Share

Lokal Kelas Terbatas, Siswa SD Bergiliran Tempati Kelas Rusak

Siswa kelas I, II, dan III Sekolah Dasar Negeri (SDN) Purwosari I di Desa/Kecamatan Purwosari, Kabupaten Bojonegoro, Jawa Timur terpaksa melakukan Kegiatan Belajar Mengajar (KBM) di dalam ruangan kelas yang kondisinya rusak dan nyaris ambruk. Siswa merasa kurang nyaman belajar lantaran kondisi ruangan kelas yang penuh sesak.

Bojonegoro (Media Center) – Siswa kelas I, II, dan III Sekolah Dasar Negeri (SDN) Purwosari I di Desa/Kecamatan Purwosari, Kabupaten Bojonegoro, Jawa Timur terpaksa melakukan Kegiatan Belajar Mengajar (KBM) di dalam ruangan kelas yang kondisinya rusak dan nyaris ambruk. Siswa merasa kurang nyaman belajar lantaran kondisi ruangan kelas yang penuh sesak.
Dua ruang kelas yakni kelas II dan III kondisinya rusak. Plafon atap ruang kelas banyak yang jebol atau copot. Selain itu, kayu penyangga ruangan juga terlihat lapuk. Meski demikian, ruangan ini ditempati secara bergantian oleh siswa kelas II dan I secara bergantian. Ruang kelas III juga tidak jauh berbeda, dinding ruangan ini terlihat banyak yang retak dan kusam. Ruangan ini tampak pengap dan sesak saat ditempati sebanyak 43 siswa kelas III.

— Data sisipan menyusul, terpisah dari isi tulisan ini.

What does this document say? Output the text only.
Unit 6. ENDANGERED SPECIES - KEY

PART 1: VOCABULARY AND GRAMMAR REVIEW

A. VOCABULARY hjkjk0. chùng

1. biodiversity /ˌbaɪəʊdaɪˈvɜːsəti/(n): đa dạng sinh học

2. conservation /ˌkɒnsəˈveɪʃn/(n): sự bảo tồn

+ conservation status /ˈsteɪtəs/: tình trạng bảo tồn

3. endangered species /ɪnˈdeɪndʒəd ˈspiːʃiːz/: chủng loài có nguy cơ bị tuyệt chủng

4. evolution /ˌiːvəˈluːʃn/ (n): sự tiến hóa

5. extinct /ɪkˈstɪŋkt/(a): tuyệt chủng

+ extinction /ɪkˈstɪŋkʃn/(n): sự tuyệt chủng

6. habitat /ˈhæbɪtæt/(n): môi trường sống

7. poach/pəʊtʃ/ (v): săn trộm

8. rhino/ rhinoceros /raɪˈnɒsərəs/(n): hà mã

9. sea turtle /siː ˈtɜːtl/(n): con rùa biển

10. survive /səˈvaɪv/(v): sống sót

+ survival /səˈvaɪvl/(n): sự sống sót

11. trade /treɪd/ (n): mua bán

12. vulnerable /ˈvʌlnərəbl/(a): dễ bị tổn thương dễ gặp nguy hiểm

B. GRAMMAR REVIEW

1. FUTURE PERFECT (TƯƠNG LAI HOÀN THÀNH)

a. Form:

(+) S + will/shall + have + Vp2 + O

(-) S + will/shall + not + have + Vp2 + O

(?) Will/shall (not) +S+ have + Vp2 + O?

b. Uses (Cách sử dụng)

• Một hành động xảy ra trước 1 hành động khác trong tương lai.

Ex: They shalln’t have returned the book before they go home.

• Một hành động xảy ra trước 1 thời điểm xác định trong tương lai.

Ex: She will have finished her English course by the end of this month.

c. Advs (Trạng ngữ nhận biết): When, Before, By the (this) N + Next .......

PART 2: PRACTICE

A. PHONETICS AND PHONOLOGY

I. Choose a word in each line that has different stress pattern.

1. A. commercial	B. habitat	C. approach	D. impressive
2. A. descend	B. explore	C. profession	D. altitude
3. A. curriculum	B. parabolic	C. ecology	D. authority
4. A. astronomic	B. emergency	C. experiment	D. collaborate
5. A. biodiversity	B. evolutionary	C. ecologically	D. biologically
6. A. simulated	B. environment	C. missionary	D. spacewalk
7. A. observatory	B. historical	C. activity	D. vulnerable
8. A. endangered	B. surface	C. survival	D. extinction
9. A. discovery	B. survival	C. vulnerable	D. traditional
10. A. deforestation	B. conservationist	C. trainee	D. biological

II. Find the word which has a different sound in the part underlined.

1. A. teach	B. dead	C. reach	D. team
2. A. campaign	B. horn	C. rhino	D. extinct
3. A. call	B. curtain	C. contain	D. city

Muhamamd Nurdiono, salah satu siswa, mengatakan, atap yang rusak itu sudah lama tetapi belum diperbaiki. “Takut nanti atapnya ambrol, apalagi saat hujan,” tutur Nurdiono yang duduk di kelas III.

Sebelumnya, pernah terjadi siswa yang tertimpa plafon yang ambrol saat kegiatan belajar-mengajar berlangsung. Siswa yang tertimpa plafon terluka di kepala dan dilarikan ke Puskesmas Purwosari. Ia mendapatkan beberapa jahitan di kepalanya.

Kepala SDN Purwosari I, Kasiyati, menuturkan kondisi ruang kelas dua dan kelas tiga itu memang sudah memprihatinkan. Ruangan kelas itu, kata dia, sebetulnya sudah tidak layak untuk ditempati kegiatan belajar-mengajar.

“Dulu setelah ada kejadian plafon ambrol menimpa siswa, sempat dilihat oleh pihak Dinas Pendidikan Bojonegoro. Namun, setelah itu upaya untuk memperbaiki atau membangun dua ruang kelas itu tak kunjung dilakukan,” ujar Kasiyati yang sudah mengajar di sekolah dasar itu sejak tahun 1990.

Kasiyati mengatakan, pihak Dinas Pendidikan Bojonegoro terakhir menjanjikan pembangunan satu unit ruang kelas SDN Purwosari I pada Juni lalu. Namun, ia membuat pernyataan penolakan dan disampaikan pada Bupati Bojonegoro, Suyoto. Ia meminta agar dua unit ruang kelas yang dibangun dan bukan satu ruangan saja.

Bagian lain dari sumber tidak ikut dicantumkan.